L'archivio di Luigi (Gino) Pagliarani è conservato presso l'omonima Fondazione a Vacallo, in Svizzera, con sede nell'abitazione di famiglia, dove si trova anche una ricca biblioteca.
La documentazione si trovava originariamente collocata, senza un preciso criterio di ordinamento, in vari locali di casa Pagliarani. In un armadio posto in una delle stanze si trovavano quaderni di appunti e studi, corrispondenza, materiali bibliografici e documentari di vario genere.

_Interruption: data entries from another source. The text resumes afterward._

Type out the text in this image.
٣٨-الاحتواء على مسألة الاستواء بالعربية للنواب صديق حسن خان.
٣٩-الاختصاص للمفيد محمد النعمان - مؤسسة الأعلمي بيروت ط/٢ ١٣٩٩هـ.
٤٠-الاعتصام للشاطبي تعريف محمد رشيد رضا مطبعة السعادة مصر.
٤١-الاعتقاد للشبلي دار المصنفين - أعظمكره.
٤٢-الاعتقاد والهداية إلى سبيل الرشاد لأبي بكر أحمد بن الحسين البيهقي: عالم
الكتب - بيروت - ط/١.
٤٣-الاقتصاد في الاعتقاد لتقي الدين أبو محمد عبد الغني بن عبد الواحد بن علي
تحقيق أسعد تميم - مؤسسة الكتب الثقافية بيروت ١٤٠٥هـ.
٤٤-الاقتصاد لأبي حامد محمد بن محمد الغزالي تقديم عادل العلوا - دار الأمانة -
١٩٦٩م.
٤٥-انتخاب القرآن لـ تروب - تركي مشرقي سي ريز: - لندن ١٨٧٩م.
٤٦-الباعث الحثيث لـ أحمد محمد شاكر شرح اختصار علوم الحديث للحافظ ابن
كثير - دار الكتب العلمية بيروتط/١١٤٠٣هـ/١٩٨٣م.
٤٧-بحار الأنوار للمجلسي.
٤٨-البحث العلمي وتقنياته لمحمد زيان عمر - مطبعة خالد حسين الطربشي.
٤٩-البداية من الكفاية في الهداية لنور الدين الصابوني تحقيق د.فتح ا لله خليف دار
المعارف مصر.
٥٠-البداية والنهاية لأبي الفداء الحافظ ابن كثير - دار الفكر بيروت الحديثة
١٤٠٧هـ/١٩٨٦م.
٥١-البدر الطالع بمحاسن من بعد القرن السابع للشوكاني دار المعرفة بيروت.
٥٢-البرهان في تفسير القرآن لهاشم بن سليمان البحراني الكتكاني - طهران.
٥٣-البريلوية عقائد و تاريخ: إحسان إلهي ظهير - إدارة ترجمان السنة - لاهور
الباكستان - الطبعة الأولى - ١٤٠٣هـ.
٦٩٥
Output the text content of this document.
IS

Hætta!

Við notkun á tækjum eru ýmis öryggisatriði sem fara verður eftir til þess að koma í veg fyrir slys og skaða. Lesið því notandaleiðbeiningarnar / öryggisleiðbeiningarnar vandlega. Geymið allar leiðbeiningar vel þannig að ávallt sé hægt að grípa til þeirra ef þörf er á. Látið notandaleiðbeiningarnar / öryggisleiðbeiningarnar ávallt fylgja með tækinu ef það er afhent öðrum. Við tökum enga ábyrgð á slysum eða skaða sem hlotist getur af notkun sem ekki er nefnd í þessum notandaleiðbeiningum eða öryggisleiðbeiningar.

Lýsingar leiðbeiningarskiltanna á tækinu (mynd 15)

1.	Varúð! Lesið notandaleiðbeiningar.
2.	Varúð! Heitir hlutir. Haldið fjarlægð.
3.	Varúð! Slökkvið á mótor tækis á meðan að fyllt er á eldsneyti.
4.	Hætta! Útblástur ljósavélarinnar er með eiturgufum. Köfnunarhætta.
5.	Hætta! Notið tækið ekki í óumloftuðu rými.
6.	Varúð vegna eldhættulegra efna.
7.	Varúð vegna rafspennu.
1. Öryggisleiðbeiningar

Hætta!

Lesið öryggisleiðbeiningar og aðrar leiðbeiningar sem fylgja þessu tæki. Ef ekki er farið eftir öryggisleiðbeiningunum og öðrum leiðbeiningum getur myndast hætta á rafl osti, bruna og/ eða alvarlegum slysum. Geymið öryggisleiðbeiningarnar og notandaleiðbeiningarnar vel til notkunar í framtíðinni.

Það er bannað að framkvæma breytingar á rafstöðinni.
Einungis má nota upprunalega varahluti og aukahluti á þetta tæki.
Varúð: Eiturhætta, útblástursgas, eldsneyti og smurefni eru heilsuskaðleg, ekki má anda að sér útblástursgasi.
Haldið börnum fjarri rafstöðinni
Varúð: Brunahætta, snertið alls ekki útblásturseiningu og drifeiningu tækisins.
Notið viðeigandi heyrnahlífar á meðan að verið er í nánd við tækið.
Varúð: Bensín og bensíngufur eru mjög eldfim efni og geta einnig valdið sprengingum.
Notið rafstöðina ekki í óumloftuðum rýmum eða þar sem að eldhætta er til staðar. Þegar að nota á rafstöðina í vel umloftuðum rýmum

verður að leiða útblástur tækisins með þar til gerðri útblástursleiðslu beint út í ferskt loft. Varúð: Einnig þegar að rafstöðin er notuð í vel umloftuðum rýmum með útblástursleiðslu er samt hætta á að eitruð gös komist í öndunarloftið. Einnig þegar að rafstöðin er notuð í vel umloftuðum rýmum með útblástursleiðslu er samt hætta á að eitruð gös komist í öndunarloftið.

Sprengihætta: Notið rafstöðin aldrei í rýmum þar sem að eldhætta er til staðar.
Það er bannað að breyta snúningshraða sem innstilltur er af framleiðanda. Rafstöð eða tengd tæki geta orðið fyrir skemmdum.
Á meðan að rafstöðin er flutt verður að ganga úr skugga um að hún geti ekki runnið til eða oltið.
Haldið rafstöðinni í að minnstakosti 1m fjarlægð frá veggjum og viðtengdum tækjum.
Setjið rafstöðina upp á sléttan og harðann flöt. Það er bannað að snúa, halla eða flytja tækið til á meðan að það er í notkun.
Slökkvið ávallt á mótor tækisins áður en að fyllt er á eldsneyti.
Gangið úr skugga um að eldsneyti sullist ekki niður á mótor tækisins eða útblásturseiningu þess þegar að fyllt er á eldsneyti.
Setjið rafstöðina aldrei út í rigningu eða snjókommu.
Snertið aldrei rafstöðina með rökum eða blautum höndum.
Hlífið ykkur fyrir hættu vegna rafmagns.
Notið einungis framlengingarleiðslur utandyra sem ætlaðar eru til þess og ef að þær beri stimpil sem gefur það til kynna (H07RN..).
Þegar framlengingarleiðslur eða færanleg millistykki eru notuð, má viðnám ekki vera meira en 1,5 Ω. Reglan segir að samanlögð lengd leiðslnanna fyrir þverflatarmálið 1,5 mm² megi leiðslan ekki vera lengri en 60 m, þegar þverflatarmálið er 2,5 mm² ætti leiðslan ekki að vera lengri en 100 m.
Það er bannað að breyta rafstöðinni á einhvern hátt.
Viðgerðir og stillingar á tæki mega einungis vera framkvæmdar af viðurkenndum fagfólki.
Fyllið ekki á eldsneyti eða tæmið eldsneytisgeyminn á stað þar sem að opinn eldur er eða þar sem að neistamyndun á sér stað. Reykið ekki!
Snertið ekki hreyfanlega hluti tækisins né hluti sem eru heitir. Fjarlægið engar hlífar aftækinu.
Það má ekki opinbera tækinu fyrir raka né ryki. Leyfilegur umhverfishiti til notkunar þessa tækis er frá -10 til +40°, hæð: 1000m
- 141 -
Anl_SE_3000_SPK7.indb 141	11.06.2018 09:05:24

Altra documentazione era conservata in altri locali, posta all'interno di un capiente armadio e in schedari di metallo (classificatori verticali); sparsi sugli scaffali o nei cassetti delle scrivanie erano conservati appunti, studi, scritti, ritagli stampa, estratti e note relativi ai suoi studi ed interessi, agende e taccuini, nonché corrispondenza, raccolte di saggi a stampa, carte relative all'esperienza militare durante il secondo conflitto mondiale, e altre più direttamente connesse all'attività psicoanalitica.
Altra documentazione è emersa nel corso dei lavori da altri ambienti di conservazione e ricondotta alle altre unità archivistiche in esame.
Il fondo, attualmente raccolto in 163 faldoni, contiene documentazione compresa tra i primissimi anni del Novecento e la morte di Pagliarani, avvenuta nel 2001. Vi fanno parte in particolare gli scritti relativi alla sua attività di giornalista all'Unità, ma soprattutto le carte che testimoniano tutta la sua attività di socio-analisi, quella di formazione presso istituti e aziende, presso l'Università di Milano, l'ampia attività di ricerca nel campo della psicologia e della socioanalisi, testimoniata nei fitti carteggi e nei numerosi fascicoli di preparazione ai saggi e ai convegni.
Particolarmente intensa, soprattutto negli ultimi anni, l'attività educativa svolta nelle scuole, centrata spesso sul tema della non-violenza e della risoluzione dei conflitti, tematica peraltro sempre centrale in tutta la sua attività professionale e di ricercatore. Sul tema del conflitto, inteso come ricerca volta alla soluzione sia dei problemi individuali che collettivi, si snoda tutta l'attività svolta con il Gruppo anti H (GAH) in collaborazione con Franco Fornari, con l'Istituto di polemologia (Istip, nato su sua iniziativa negli anni '60 e rivitalizzato negli anni '90), con la Commissione insegnamento anti autoritario (Ciaa, IV Commissione Istip), con il gruppo di Ariele (Associazione italiana di psicosocioanalisi) e di Aletheia e altre associazioni ancora.
Particolarmente intensa è la documentazione raccolta e la conseguente produzione scrittoria sui temi relativi alla risoluzione dei conflitti all'interno delle istituzioni e centrata quindi su transfert, controtransfert e psicosocioanalisi istituzionale.
In seguito al riordino recentemente concluso, la struttura archivistica si compone di 8 serie ("Documenti personali", "Corrispondenza", "Ritagli stampa", "Attività presso associazioni e gruppi di lavoro", "Studi", "Seminari e convegni", "Scritti", "Contributi di terzi"), a cui si aggiunge una partizione finale dedicata alle "Carte di famiglia".

Franco Cagol

Bibliografia

L'archivio Pagliarani (1903-2001). Inventario, a cura di F. Cagol e S. Donati, Trento 2013 (dattiloscritto).